Charlie lo miró y le respondió que no entendía lo que quería decir. ¿No era eso, precisamente, lo que había hecho?

—¿Podemos dejar la discusión para más tarde? —preguntó Olof—. Por lo menos ya sabemos que Annabelle se encontraba todavía en Valls a las once. —Señaló la hora que aparecía en la esquina superior izquierda de la imagen, las 23.06, y luego le dio al botón de pausa.

—Pero eso ya lo sabíamos, ¿no? —dijo Micke—. Lo que importa es lo que ocurrió después.

—Eso es lo que os voy a enseñar ahora —explicó Olof—. Pero antes me gustaría decir unas palabras: lo que vais a ver no debe salir de aquí bajo ningún concepto. Sí, tal vez os parezca un poco exagerado, pero es muy importante que esto quede entre nosotros. ¿Lo habéis entendido todos?

Cuando volvió a darle al play, la cámara se paseó por un jardín salvaje. Sobre la alta hierba flotaba una densa niebla algodonosa.

—El jardín de detrás de la vieja tienda —anunció Olof.

Ahora la mano que grababa temblaba aún más, y desde el interior de la casa se oían gritos y risas que competían con la música.

Charlie se armó de valor para aguantar la escena final. Había visto el vídeo una decena de veces antes de enseñárselo a Anders y Olof, pero resultaba imposible acostumbrarse a ese tipo de imágenes.

Sara tropezó.

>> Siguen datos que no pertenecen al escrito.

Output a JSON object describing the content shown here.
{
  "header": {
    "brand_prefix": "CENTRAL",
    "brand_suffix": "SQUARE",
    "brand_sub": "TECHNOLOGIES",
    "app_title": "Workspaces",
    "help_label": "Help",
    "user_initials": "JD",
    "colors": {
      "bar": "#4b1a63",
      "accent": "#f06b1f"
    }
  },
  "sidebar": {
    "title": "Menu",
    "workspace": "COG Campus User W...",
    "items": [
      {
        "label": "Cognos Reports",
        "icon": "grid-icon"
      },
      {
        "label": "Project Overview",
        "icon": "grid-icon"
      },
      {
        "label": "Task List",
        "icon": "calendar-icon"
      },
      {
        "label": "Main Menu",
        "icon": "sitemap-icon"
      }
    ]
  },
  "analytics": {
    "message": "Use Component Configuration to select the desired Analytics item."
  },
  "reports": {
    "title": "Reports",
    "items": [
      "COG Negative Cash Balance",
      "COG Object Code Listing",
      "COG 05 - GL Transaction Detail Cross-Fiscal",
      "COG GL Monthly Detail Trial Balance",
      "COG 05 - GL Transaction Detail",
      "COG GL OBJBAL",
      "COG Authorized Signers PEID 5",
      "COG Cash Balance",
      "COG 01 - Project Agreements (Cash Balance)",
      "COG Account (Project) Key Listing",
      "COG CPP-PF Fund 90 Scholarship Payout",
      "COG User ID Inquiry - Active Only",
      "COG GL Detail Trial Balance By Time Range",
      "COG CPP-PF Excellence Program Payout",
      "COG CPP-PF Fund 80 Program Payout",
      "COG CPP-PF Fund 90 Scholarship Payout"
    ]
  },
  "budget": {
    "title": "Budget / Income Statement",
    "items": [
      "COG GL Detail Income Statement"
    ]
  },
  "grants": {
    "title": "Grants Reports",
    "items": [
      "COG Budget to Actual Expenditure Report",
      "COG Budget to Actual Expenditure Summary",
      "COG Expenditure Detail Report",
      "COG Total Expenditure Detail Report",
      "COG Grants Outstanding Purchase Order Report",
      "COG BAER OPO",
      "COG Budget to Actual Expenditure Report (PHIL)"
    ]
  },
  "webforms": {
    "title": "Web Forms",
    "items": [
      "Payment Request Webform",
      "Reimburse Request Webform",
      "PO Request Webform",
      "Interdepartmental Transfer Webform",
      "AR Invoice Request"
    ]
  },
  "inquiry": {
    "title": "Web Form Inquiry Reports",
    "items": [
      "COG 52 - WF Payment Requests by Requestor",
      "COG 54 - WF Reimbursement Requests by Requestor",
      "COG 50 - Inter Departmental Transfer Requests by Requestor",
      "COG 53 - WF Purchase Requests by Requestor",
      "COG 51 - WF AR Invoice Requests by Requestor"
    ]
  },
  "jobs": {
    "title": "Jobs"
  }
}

A continuación, se vio un primer plano de la hierba. «¡Hola, pequeño violinista!».

—¿Con quién habla? —preguntó Adnan.

—Con el saltamontes —contestó Charlie señalando la pantalla.

—¿Cómo has podido verlo? —dijo Adnan entornando los ojos.

Durante un par de minutos la pantalla se quedó negra y se oyeron unas cuantas palabrotas provenientes de Sara.

—Se le ha caído el teléfono —aclaró Charlie—. Esperad un poco…

El mundo siguió patas arriba durante unos segundos más antes de que un cerezo en flor apareciera en la imagen. Y allí estaba Annabelle, tumbada al pie del árbol. Tenía el vestido subido por encima de los salientes huesos ilíacos de las caderas, y había alguien a su lado, de rodillas y con la cara medio vuelta fuera del cuadro de la cámara. Pero cuando levantó la mirada se pudieron discernir claramente sus rasgos faciales.

—¡Svante Linder! —exclamó Micke—. ¡Joder, qué hijo de puta! ¡La madre que lo parió!

Adnan le chistó.

Svante se inclinó sobre Annabelle. Vieron cómo ella se retorció para evitar las manos de Svante, vieron cómo su pene erecto se balanceó al quitarse los pantalones y los calzoncillos de un solo movimiento, vieron cómo se escupió en la mano y le frotó la saliva entre las piernas para, acto seguido, penetrarla. Pudieron ver cómo Annabelle intentó girarse y cómo Svante le inmovilizó las muñecas por encima de la cabeza para continuar con su propósito.